We made improvements in build output to help localize the part of the Dockerfile that produced the error (moby/moby#42329 (comment)). I think this was a great addition, especially when working with more complex Dockerfiles (which may have multiple sections with similar commands);
2023-02-09T16:30:24.3188068Z ------
2023-02-09T16:30:24.3188728Z Dockerfile:52
2023-02-09T16:30:24.3189131Z --------------------
2023-02-09T16:30:24.3189679Z 51 | ENV TARGET=/out
2023-02-09T16:30:24.3190137Z 52 | >>> RUN --mount=type=bind,target=.,rw \
2023-02-09T16:30:24.3190877Z 53 | >>> --mount=type=cache,target=/tmp/docker-docs-clone \
2023-02-09T16:30:24.3191421Z 54 | >>> --mount=type=cache,target=/src/.jekyll-cache <<EOT
2023-02-09T16:30:24.3192058Z 55 | >>> set -eu
2023-02-09T16:30:24.3192424Z 56 | >>> CONFIG_FILES="_config.yml"
2023-02-09T16:30:24.3193044Z 57 | >>> if [ "${JEKYLL_ENV}" = "production" ]; then
2023-02-09T16:30:24.3193484Z 58 | >>> CONFIG_FILES="${CONFIG_FILES},_config_production.yml"
2023-02-09T16:30:24.3194267Z 59 | >>> elif [ "${DOCS_URL}" = "https://docs-stage.docker.com" ]; then
2023-02-09T16:30:24.3194752Z 60 | >>> CONFIG_FILES="${CONFIG_FILES},_config_stage.yml"
2023-02-09T16:30:24.3195334Z 61 | >>> fi
2023-02-09T16:30:24.3195680Z 62 | >>> set -x
2023-02-09T16:30:24.3196407Z 63 | >>> bundle exec jekyll build --profile -d ${TARGET} --config ${CONFIG_FILES}
2023-02-09T16:30:24.3196820Z 64 | >>> EOT
2023-02-09T16:30:24.3197330Z 65 |
2023-02-09T16:30:24.3197708Z --------------------
However, while that helps me locate the offending part of the Dockerfile, it does not provide me the information to solve the problem. Finding the associated error from the command is cumbersome (especially)
Solutions
I don't have an immediate solution for all of this, but some features may help.

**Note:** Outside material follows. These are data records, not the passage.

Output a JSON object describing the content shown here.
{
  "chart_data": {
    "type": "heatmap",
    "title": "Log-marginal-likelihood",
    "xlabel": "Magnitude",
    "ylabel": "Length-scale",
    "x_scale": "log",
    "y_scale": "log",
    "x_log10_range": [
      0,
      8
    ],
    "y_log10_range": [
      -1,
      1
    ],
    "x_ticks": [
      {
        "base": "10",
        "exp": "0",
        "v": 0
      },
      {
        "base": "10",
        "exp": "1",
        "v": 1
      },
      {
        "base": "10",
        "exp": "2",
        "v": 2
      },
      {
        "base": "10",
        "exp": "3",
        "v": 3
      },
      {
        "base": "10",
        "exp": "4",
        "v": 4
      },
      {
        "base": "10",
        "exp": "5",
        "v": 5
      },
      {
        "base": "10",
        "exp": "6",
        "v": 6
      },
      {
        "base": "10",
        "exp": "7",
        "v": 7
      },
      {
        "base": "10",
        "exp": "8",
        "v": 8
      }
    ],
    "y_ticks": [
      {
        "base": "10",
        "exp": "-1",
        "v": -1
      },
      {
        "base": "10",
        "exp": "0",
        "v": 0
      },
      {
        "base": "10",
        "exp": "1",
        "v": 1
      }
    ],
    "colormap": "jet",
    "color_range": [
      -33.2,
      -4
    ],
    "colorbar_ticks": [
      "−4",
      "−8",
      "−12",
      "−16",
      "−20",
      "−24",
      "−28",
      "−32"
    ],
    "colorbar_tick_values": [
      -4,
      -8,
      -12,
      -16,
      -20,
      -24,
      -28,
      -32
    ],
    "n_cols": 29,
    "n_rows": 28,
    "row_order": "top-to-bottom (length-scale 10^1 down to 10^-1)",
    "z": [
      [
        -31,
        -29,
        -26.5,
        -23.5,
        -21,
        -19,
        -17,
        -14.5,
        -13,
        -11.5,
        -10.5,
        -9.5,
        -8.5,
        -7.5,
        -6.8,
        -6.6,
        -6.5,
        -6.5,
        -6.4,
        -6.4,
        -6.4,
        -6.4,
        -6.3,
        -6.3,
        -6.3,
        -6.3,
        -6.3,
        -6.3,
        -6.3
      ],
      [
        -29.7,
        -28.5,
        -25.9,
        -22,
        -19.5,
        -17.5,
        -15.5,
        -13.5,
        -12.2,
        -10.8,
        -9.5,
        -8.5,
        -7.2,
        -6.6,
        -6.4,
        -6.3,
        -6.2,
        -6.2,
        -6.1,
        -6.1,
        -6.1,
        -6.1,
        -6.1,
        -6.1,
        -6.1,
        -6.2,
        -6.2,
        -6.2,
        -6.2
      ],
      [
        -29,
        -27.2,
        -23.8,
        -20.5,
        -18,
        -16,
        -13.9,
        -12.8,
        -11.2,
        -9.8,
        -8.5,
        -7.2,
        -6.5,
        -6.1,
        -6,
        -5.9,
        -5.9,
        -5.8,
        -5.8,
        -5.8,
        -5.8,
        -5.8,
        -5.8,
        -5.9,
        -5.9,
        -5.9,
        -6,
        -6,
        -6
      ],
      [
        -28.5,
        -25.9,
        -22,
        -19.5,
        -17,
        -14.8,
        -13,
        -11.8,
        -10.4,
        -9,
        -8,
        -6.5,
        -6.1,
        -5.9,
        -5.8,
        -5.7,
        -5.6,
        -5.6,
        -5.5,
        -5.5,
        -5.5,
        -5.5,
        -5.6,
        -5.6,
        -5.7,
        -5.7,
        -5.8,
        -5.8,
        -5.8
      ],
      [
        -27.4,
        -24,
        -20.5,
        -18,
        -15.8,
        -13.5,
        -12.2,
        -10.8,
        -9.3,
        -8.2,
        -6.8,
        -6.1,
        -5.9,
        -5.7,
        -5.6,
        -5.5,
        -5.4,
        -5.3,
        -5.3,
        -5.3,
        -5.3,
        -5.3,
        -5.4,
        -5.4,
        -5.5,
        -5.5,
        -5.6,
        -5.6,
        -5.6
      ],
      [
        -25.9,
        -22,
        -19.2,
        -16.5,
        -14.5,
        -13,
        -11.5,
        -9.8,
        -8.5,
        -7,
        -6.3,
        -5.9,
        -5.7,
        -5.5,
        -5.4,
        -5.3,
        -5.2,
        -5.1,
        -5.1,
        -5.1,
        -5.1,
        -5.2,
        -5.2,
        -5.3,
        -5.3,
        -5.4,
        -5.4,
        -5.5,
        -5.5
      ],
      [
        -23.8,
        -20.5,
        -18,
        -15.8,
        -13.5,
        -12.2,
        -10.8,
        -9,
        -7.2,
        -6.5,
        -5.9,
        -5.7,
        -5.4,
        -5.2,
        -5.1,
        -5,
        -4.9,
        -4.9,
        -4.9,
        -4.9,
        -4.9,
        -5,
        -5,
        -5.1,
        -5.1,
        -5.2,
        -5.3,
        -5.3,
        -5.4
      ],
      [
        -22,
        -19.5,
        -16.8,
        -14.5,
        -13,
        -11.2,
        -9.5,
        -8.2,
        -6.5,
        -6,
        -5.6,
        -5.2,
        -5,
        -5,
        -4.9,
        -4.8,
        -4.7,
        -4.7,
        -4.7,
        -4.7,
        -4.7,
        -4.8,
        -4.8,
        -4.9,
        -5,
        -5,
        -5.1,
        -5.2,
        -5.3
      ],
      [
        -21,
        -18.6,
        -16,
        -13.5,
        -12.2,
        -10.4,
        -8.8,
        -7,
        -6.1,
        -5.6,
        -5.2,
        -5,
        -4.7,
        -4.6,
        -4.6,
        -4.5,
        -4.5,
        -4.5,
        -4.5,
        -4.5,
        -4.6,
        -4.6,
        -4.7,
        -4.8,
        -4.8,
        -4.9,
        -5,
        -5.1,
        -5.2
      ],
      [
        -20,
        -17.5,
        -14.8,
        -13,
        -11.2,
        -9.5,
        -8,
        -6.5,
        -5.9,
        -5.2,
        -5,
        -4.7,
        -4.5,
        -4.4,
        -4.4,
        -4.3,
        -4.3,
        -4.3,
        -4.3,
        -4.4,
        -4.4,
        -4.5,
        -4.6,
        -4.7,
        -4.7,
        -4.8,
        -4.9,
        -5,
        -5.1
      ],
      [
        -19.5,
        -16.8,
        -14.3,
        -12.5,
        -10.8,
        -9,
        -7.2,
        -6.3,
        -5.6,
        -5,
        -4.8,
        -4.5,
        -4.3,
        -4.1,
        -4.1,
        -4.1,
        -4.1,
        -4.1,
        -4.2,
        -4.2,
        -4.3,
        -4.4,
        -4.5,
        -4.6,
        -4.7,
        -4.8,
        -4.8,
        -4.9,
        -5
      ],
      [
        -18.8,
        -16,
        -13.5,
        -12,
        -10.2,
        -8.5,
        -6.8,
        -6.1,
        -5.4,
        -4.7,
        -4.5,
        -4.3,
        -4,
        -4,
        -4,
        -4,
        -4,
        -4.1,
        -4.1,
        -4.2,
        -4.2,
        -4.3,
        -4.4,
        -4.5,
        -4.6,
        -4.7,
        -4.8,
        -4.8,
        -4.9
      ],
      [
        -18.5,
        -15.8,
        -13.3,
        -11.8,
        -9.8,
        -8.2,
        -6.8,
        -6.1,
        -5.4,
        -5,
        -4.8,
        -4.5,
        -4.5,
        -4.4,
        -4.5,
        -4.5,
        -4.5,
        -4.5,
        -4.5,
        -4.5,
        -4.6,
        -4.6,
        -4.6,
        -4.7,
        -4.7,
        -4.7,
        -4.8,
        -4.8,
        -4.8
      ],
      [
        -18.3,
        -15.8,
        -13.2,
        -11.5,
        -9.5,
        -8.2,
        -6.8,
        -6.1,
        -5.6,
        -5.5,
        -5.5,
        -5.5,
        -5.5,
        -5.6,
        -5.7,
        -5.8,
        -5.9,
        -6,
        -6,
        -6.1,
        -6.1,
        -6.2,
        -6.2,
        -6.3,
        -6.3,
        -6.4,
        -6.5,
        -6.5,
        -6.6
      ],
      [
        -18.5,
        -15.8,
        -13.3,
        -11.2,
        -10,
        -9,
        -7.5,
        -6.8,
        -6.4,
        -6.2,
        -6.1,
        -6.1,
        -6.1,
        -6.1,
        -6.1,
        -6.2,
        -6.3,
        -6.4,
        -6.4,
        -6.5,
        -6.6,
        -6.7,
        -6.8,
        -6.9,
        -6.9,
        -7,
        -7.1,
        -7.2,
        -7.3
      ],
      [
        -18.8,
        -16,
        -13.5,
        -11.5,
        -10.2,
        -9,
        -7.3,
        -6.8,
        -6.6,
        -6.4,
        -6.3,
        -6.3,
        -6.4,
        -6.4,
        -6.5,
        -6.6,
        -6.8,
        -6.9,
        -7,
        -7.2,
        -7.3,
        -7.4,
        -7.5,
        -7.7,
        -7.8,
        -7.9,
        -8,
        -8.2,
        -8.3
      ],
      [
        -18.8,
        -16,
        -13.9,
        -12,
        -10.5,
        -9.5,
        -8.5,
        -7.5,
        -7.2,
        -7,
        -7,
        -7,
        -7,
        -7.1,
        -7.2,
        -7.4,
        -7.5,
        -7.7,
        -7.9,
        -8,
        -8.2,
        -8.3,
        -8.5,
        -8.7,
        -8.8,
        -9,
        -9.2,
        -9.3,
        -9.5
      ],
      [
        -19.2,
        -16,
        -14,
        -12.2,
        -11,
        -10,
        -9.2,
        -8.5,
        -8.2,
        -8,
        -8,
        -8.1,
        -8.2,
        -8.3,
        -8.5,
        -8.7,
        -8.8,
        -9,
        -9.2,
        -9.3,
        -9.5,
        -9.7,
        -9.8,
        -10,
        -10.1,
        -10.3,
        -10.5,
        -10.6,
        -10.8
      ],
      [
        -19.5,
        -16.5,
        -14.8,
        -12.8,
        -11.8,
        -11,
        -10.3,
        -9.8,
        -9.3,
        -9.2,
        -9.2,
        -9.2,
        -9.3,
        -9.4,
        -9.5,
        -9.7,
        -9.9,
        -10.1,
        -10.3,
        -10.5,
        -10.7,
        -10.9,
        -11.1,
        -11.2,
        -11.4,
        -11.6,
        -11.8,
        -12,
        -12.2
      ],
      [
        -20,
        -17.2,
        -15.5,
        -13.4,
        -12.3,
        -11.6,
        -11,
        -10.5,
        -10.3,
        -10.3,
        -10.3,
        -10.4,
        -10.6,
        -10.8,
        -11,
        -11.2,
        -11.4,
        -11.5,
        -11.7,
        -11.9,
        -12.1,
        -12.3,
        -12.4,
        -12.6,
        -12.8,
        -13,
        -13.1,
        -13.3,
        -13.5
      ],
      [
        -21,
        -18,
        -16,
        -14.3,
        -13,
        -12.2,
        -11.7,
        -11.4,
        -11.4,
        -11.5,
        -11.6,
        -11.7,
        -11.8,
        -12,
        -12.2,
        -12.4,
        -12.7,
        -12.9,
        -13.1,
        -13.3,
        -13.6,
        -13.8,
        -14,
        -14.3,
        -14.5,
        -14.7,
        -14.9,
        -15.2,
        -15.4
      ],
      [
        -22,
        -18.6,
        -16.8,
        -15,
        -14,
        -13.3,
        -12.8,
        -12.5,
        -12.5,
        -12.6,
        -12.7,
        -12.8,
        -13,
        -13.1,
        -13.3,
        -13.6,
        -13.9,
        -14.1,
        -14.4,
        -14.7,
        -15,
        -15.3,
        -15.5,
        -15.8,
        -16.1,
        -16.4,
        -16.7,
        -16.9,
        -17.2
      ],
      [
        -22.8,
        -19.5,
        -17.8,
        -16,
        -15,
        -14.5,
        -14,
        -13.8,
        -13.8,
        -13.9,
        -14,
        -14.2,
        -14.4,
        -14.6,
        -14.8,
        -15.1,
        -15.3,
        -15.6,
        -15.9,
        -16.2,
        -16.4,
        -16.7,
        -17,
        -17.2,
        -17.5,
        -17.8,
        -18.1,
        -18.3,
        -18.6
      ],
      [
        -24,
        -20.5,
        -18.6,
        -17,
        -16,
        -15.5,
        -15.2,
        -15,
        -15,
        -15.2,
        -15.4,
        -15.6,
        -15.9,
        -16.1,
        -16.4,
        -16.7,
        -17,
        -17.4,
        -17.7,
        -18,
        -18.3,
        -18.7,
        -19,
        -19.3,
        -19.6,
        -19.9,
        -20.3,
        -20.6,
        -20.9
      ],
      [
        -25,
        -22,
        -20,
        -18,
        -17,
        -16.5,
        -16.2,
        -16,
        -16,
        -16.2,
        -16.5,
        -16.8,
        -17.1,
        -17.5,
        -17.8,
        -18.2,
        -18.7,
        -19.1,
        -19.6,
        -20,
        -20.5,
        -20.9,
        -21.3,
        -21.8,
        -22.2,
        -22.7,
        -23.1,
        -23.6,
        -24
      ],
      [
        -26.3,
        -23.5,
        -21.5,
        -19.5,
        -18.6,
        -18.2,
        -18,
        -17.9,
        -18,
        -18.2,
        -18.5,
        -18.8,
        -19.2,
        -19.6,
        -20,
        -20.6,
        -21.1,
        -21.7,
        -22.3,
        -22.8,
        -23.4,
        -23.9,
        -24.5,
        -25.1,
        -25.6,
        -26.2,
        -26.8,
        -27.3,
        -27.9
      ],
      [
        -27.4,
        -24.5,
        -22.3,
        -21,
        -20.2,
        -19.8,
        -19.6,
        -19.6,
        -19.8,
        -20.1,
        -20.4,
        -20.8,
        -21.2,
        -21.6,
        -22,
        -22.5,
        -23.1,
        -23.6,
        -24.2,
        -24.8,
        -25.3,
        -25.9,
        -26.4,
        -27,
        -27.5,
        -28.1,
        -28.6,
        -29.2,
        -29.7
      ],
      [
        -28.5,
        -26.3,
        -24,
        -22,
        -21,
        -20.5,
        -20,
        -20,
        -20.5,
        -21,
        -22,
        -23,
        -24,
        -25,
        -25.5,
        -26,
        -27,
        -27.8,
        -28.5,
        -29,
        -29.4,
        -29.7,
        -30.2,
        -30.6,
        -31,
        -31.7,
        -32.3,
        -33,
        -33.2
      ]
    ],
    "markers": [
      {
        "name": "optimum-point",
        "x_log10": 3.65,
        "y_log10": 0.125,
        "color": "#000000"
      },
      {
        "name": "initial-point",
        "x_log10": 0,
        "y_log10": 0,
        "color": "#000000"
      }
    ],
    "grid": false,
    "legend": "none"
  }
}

Ability to read back build logs
For debugging, it would help to be able to read back the full output of the build. This would help debugging the failed build, especially in the docker compose example mentioned above, where the output is otherwise truncated;
For a complex Dockerfile, this may still be limiting (perhaps I want to only show the output of the failed buildstep ?), so perhaps a way to filter would be great
Replay the build (interactively?)
I saw some work was done on a "history API":
Gonna be honest; I have no idea what's stored in that API, but if that feature means we keep all the output, then it would be great to expose that through a command, and being able to (interactively?) replay the build (without actually re-running the build). Basically a "debug" option that allows me to "step" through the build to navigate the output (step over stage x, y, step into stage z, and scroll through the output).